Impact of Mesh Topology on the Refraction Behavior of Glass in Unreal Engine 5 (Especially Curved Surfaces)

Impact of Mesh Topology on the Refraction Behavior of Glass in Unreal Engine 5 (Especially Curved Surfaces)

Hello Unreal Engine 5 pros,

I have a question regarding the impact of mesh topology on the realistic refraction of glass in UE5. As a professional 3D modeler, I primarily use CAD-based software like Rhino, which doesn’t require extensive adjustments to topology and edge flow, unlike 3ds Max or Blender.

In traditional render engines like Corona or V-Ray, achieving accurate light behavior and refraction in glass materials necessitates using quad meshes, especially on curved surfaces. Adding weighted normals or playing with smoothing groups often doesn’t resolve shading issues, resulting in jagged and inaccurate refractions (see attached images: Pic 1 with quad mesh, showing perfect refraction, vs. Pic 2 exported from Rhino without quads, showing jagged refraction).

When exporting models from Rhino as meshes in FBX or OBJ formats, the resulting meshes are precise but not in quad form. This non-quad topology causes issues with physically accurate refraction in traditional render engines. These refraction shading issues are particularly noticeable on curved surfaces!

My question is: Does Unreal Engine 5 offer specific modifiers or light simulation algorithms that can effectively tackle these shading issues on curved glass surfaces in a clear and realistic manner? (As I mentioned, solutions like the Weight Normal modifier in 3ds Max aren’t satisfactory, and I have extensive experience with such methods.) If UE5 provides solutions for these challenges, I would strongly consider shifting my focus to UE5 over traditional render engines reliant on mesh topology and normals.




The experimental Substrate material pipeline might help here?

ref - Overview Of Substrate Materials In Unreal Engine | Unreal Engine 5.4 Documentation | Epic Developer Community

It’s a new rendering paradigm for materials in that it more-accurately reflects (lol) the bi-directional scattering of light. That light just doesn’t reflect off-of and get absorbed-by a material but that the light can then pass to a NEW material, with different properties and be properly, well, shown.

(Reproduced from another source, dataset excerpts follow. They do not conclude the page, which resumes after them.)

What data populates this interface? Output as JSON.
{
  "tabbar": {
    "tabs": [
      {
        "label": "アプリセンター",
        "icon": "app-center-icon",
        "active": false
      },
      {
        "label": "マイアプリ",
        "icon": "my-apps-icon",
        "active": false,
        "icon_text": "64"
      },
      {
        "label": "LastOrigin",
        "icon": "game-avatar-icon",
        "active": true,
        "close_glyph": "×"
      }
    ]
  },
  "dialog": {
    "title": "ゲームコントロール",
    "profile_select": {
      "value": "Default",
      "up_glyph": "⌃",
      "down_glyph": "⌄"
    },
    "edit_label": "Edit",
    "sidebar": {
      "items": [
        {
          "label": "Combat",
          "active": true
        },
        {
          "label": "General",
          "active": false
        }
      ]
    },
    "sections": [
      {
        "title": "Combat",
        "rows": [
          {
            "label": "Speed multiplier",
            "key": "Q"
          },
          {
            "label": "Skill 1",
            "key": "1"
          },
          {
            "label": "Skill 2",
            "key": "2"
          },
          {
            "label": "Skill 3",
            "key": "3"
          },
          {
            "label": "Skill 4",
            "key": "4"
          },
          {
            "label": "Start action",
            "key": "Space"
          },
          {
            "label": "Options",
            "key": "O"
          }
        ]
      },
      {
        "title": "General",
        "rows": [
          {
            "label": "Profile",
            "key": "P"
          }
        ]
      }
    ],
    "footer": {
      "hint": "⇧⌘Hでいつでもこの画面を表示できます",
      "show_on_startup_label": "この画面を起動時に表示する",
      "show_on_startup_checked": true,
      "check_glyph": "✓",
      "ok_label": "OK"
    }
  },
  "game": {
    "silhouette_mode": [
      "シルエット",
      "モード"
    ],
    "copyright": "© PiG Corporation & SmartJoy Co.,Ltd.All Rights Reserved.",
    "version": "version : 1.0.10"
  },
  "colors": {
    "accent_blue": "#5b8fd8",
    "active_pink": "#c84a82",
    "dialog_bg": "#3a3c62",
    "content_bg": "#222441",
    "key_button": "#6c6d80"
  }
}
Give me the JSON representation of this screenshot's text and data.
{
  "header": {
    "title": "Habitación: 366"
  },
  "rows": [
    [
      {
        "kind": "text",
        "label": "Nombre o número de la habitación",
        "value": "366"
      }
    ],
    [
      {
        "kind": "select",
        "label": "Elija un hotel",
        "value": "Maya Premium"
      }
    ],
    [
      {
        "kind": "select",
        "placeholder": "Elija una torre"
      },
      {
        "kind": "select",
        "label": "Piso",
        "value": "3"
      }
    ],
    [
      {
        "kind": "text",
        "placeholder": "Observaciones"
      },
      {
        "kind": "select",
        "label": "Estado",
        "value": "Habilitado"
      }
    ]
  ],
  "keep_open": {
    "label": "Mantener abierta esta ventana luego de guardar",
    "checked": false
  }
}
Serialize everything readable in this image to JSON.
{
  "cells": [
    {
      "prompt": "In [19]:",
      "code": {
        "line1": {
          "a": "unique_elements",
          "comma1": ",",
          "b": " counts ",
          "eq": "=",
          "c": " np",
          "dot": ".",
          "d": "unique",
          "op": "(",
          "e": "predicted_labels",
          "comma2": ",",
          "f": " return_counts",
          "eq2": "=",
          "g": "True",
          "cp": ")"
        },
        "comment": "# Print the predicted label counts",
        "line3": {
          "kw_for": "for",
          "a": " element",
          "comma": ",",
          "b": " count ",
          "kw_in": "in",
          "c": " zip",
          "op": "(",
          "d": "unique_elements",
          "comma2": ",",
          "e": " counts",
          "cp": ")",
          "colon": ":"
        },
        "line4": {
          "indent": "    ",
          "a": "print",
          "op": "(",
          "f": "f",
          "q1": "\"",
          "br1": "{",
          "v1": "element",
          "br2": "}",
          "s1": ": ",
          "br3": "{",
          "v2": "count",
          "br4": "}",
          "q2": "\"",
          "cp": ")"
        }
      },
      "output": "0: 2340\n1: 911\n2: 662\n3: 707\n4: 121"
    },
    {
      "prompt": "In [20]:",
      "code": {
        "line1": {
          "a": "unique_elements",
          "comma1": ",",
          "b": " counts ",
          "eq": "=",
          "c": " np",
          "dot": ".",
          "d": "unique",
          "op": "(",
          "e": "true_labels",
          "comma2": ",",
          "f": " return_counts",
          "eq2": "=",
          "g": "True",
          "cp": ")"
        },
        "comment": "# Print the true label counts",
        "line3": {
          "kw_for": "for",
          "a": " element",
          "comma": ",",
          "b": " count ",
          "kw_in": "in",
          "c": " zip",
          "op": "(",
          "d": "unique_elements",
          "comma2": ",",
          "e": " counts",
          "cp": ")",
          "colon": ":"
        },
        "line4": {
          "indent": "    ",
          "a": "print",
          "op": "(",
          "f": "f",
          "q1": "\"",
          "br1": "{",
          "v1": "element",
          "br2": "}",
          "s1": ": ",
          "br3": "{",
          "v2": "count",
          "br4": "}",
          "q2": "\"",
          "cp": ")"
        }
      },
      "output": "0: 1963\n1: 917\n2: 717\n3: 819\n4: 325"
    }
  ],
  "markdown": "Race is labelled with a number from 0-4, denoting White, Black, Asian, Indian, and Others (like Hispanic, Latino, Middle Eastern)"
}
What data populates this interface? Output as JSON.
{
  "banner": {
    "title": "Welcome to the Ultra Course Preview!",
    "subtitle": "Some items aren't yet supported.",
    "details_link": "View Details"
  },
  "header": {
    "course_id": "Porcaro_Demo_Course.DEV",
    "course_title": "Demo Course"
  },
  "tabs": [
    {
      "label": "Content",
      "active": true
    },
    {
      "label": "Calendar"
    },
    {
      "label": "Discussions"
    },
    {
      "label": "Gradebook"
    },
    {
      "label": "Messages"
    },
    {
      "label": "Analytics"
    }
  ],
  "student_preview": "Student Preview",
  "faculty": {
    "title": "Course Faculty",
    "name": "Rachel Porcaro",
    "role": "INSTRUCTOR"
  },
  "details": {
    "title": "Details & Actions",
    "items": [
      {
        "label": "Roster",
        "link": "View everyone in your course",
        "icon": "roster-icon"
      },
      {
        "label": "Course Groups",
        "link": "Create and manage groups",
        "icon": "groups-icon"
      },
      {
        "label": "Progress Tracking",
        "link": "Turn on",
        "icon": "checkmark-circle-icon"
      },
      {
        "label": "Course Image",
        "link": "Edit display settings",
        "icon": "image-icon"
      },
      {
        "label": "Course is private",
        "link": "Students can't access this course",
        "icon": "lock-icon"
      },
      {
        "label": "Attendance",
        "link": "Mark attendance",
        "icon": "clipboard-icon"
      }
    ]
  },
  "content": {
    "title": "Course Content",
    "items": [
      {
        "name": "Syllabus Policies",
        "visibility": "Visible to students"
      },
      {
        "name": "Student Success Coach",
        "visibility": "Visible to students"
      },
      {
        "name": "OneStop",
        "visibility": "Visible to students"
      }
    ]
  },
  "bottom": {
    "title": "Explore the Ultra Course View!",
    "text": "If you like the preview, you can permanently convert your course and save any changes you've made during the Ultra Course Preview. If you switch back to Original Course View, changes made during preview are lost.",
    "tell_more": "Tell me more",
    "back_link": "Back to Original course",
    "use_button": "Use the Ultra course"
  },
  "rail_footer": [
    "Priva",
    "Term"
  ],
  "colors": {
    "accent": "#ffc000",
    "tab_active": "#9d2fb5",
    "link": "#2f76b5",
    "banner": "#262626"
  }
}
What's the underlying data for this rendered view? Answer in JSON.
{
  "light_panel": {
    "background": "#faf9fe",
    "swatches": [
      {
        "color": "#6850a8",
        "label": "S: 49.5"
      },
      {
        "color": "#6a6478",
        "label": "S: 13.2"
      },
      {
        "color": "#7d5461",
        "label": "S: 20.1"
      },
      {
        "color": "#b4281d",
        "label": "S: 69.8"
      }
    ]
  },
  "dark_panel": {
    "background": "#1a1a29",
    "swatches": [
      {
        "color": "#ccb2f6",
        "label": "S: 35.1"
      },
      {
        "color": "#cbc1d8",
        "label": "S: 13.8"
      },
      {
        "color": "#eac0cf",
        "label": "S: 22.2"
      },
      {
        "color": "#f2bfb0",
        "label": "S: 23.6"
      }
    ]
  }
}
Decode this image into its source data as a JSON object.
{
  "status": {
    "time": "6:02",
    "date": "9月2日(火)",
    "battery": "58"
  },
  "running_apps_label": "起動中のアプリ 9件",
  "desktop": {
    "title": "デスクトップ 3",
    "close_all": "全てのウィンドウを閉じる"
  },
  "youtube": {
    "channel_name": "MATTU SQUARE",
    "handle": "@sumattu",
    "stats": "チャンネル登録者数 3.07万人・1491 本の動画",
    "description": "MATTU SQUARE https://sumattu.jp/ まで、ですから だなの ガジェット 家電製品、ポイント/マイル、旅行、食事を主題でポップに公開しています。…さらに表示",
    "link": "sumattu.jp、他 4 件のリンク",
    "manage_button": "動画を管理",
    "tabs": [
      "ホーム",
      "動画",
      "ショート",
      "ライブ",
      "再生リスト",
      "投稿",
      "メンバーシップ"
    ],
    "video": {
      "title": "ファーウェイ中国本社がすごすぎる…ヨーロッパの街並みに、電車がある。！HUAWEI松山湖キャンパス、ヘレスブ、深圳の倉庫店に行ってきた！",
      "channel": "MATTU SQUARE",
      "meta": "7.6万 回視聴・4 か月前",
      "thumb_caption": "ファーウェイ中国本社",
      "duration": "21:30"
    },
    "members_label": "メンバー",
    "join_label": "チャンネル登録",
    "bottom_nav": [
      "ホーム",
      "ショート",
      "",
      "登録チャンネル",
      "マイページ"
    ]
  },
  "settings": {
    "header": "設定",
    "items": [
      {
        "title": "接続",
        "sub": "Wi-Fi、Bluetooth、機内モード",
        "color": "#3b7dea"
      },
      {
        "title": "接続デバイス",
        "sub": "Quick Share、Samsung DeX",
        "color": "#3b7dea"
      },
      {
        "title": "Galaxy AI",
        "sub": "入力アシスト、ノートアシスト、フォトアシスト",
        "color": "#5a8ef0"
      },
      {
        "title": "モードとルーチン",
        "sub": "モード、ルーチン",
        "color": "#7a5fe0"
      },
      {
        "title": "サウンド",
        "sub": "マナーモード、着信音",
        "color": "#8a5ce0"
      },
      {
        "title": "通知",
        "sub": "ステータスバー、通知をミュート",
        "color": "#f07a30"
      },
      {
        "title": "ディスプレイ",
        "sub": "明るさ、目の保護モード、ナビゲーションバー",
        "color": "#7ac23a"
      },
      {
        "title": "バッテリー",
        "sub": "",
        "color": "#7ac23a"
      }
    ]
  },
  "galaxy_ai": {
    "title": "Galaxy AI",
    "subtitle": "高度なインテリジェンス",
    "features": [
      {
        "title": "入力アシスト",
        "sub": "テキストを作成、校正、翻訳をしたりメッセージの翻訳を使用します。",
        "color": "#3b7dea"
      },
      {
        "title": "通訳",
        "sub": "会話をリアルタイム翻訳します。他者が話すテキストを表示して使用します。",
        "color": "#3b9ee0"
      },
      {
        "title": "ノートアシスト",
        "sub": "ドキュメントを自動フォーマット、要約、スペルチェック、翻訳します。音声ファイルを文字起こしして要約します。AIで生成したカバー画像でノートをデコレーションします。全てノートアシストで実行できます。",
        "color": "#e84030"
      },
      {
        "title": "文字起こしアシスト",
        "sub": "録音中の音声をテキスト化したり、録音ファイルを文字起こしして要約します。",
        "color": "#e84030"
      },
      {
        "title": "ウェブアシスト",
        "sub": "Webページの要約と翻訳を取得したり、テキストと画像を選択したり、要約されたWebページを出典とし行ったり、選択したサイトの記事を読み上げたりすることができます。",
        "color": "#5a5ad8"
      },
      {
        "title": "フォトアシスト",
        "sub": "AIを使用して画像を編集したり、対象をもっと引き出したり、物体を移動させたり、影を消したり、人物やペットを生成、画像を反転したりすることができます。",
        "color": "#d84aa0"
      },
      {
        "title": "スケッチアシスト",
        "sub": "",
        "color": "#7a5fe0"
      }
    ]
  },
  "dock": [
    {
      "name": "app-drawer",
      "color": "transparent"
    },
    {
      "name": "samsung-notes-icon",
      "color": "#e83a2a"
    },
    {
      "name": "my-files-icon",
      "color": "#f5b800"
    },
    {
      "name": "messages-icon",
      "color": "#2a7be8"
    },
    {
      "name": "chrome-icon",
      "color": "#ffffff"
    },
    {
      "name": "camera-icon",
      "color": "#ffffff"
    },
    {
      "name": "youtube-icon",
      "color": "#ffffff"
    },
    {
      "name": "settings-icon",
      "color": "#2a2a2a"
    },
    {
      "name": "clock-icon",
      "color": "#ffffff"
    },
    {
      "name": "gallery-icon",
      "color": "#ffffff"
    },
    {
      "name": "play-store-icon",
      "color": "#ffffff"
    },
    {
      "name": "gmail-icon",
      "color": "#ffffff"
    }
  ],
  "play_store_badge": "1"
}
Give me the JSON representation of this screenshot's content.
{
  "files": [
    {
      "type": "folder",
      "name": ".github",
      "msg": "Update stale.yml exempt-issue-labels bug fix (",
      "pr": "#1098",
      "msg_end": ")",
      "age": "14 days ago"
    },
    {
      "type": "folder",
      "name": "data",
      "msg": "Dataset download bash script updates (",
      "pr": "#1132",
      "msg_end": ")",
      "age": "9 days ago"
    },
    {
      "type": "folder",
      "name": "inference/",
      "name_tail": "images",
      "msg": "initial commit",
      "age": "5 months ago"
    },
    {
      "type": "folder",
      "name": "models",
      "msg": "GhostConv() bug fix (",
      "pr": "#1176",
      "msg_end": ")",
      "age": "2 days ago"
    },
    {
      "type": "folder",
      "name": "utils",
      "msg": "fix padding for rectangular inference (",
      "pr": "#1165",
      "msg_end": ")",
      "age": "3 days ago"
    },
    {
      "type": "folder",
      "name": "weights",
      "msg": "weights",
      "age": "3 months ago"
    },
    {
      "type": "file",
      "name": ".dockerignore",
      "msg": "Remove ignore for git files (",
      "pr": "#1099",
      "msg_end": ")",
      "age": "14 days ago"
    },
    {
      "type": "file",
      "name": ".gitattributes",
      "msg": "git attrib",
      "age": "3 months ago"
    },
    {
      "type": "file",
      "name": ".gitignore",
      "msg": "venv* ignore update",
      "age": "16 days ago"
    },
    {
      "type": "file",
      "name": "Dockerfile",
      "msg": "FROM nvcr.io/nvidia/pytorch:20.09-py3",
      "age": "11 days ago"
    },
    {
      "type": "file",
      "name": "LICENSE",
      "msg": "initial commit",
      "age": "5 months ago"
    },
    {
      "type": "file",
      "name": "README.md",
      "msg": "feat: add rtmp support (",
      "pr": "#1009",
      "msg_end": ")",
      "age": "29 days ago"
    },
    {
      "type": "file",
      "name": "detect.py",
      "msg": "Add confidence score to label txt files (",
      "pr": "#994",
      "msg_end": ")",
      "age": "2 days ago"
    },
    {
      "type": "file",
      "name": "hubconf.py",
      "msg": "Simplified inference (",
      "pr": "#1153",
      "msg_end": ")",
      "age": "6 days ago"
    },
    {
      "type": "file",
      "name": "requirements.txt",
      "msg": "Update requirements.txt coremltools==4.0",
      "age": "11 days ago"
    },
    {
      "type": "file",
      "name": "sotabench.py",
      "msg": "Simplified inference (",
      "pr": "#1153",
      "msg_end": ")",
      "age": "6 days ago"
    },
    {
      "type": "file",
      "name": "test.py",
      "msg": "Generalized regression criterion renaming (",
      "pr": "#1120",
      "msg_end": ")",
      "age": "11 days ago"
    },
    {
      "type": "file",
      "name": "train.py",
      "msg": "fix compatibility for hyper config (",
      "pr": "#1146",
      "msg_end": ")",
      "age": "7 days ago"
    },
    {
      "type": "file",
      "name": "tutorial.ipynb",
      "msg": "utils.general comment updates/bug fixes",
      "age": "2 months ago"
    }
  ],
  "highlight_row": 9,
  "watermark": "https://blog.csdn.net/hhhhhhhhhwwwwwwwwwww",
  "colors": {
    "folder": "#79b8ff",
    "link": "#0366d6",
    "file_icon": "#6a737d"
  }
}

Unsure it would help here but it’s not-the-same as what we are using today with the PBR pipeline, and it SHOULD offer some improvements with regards to refraction, non-opaque materials.

Just a thought. Otherwise to my limited knowledge I am unaware of any glass-specific type controls you are looking for. You could write your own in the materials-shader if you know better, but OOB I don’t think the engine does what you are asking.